· Città del Vaticano ·

Il filo che porta all’Africa

20 settembre 2021

Treviso chiama Africa. Nel maggio 2018 un gruppo trevigiano decide di fondare, su impulso di Carlo Petrini e del vescovo di Rieti Domenico Pompili, una Comunità Laudato si’. Da subito, si decide di accostare il nome della città a quello del continente africano: «Lo abbiamo fatto — dicono i referenti — per evidenziare e sancire il legame umano, sociale e culturale che ci lega all’Africa, una terra con cui condividiamo principi, valori e spesso anche una comune identità storico-culturale. Basti pensare alle rispettive civiltà del passato e ai flussi migratori di questi ultimi anni sul Mediterraneo, che hanno fertilizzato le rispettive culture e innervato le società di molti Paesi irrobustendone il tessuto democratico, economico e sociale. Inoltre, la connessione tra le due realtà ha fatto nascere all'interno della società trevigiana una fertile e dinamica comunità italo-marocchina, fondata sul comune “sentire” e sulla condivisione di intenti, primo tra tutti il dovere dell’accoglienza e della solidarietà, i cui membri offrono alla Comunità un contributo vivace e fattivo, oltre che un arricchimento di tipo transculturale». Il tutto, per gettare le basi di una nuova etica, basata su un intreccio sempre più profondo tra uomo e natura, sullo sviluppo sostenibile, sulla lotta alle discriminazioni e alle disuguaglianze.

Questi principi sono stati sottoscritti inizialmente da una quindicina di soci aderenti, e in seguito da altri. Tre sono gli intendimenti che la Comunità intende promuovere: «Per prima cosa ricostruire un “alfabetiere per l’umanità”, riassegnando a ciascuna lettera parole fondanti, capaci di rappresentare la polpa delle realtà del mondo ed evitando contaminazioni ideologiche che spesso hanno deformato il corso della storia degli uomini con esiti catastrofici. Si tratta di ricollegare il cervello al cuore, di affrontare i problemi del pianeta avendo come criteri-guida i principi di fratellanza, di solidarietà e di giustizia.
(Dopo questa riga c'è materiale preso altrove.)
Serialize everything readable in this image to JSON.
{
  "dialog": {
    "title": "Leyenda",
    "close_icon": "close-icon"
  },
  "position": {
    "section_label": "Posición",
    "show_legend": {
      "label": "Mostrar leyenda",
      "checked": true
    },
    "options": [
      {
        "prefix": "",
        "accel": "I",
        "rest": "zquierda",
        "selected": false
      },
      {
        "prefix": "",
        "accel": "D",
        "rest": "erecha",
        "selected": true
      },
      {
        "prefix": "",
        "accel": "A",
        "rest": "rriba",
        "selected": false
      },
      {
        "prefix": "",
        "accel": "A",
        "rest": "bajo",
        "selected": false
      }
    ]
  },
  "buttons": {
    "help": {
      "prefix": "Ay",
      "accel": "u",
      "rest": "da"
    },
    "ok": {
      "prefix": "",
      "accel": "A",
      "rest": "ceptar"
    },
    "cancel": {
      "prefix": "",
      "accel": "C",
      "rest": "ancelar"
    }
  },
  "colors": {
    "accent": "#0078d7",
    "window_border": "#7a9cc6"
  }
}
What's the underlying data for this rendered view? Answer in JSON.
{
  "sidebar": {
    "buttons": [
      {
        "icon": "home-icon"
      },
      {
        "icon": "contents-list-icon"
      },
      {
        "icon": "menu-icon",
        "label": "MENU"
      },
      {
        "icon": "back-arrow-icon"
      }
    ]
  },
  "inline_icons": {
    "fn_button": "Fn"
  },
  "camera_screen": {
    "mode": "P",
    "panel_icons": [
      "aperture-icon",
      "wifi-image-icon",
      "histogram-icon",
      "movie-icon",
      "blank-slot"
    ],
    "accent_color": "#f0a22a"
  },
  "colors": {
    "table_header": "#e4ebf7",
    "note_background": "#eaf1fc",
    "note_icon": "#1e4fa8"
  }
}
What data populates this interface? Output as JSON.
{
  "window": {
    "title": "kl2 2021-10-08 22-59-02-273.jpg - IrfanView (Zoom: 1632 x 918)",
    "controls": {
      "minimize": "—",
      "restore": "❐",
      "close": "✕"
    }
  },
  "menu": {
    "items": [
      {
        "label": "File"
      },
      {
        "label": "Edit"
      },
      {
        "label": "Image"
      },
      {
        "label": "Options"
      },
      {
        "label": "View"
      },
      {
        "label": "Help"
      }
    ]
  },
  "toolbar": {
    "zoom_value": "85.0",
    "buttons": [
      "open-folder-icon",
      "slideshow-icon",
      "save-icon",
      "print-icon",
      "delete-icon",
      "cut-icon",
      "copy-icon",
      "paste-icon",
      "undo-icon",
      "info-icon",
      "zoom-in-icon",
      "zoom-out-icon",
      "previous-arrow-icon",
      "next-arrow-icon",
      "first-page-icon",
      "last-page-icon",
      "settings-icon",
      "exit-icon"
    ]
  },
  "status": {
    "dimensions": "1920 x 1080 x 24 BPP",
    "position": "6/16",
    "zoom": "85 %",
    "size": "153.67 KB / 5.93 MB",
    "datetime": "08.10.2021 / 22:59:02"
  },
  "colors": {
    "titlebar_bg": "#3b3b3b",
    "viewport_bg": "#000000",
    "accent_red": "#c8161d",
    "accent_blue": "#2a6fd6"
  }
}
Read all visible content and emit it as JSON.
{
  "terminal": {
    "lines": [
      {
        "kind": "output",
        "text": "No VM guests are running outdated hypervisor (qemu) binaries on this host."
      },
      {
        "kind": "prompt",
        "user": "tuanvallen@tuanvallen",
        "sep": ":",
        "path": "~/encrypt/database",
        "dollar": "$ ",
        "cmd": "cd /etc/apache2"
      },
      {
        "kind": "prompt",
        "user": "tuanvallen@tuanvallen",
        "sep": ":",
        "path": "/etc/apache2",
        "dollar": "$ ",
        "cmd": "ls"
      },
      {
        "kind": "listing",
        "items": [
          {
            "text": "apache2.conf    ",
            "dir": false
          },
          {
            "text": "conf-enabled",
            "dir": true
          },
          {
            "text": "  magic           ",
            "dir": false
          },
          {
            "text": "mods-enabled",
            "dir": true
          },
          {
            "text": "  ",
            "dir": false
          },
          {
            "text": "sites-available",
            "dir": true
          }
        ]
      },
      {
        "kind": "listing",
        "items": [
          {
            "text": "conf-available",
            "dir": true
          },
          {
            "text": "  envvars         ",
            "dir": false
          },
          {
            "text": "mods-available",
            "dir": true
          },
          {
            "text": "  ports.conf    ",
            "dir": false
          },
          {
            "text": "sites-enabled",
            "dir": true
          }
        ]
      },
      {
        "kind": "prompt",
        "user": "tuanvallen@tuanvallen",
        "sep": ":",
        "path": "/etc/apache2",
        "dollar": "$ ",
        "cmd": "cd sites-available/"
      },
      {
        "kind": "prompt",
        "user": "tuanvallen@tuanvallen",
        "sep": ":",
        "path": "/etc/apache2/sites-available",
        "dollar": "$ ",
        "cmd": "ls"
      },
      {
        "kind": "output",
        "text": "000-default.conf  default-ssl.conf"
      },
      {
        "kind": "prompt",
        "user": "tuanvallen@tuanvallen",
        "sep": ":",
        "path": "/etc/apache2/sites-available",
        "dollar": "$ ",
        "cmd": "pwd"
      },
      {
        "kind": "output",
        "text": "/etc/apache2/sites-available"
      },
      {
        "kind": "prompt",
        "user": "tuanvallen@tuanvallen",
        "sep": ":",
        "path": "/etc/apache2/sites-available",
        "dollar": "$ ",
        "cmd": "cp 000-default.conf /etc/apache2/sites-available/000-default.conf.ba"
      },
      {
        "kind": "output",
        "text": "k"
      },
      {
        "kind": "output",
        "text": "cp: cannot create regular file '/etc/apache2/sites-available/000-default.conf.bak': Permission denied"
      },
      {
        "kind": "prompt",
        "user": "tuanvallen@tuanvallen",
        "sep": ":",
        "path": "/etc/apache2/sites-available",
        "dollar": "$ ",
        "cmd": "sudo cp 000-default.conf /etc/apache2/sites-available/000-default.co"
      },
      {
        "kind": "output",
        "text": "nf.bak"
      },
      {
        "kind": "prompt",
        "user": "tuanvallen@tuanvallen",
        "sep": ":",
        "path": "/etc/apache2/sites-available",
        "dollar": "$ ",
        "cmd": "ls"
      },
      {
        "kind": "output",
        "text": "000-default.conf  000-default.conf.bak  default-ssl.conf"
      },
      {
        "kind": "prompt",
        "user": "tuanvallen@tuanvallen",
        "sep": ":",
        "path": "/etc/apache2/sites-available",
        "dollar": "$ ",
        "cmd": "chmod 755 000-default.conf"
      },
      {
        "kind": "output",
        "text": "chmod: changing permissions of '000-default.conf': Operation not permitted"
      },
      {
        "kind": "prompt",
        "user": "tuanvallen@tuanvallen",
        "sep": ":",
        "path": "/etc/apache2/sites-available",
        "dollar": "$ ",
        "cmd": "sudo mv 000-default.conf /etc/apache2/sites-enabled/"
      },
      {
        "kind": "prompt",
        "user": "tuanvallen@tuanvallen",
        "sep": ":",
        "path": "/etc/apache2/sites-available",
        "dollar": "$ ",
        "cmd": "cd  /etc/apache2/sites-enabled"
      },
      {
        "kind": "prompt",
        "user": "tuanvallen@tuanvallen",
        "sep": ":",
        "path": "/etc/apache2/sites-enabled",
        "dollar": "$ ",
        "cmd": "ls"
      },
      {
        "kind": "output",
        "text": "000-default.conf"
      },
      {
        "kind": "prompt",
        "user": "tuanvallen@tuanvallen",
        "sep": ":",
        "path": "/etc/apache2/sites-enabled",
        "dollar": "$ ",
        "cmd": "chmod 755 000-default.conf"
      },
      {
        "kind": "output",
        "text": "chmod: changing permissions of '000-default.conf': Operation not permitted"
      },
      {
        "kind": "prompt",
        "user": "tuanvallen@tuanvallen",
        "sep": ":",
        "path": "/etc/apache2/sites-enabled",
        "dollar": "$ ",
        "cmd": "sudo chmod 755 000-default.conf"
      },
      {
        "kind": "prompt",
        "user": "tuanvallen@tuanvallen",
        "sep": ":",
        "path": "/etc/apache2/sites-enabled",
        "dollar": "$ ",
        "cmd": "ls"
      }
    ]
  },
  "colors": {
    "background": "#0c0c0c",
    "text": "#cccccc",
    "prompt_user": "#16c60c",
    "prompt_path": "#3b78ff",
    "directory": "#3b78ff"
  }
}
È un “abbraccio” che le nostre terre hanno già conosciuto nel passato, quando le famiglie contadine avevano sempre un piatto e un giaciglio a disposizione del viandante, o quando nel dopoguerra si ricostruì, grazie all’aiuto reciproco». In secondo luogo, il gruppo intende creare opportunità per coinvolgere l’opinione pubblica sui grandi temi dell’enciclica: «Siamo convinti che gli interessi economici continuino ad alimentare un sistema di sviluppo autodistruttivo, vanificando il grido d’allarme che sale dalla comunità scientifica internazionale. Le scelte politiche delle potenze mondiali si sono rivelate inconsistenti e comunque insufficienti, è giunto il momento di creare una grande rete che, dal basso verso l’alto, possa premere e rimuovere la stagnazione che tuttora caratterizza i rapporti fra gli Stati». In ultimo, la Comunità Treviso/Africa ha fin da subito fondato la sua attività sull’idea di consapevolezza, perché «la salvezza del mondo comincia da noi, da come ci comportiamo ogni giorno nei confronti degli altri e dell’ambiente in cui viviamo. Ognuno di noi può invertire la rotta e dimostrare che il cambiamento è possibile, anche partendo dalle “piccole buone pratiche” quotidiane».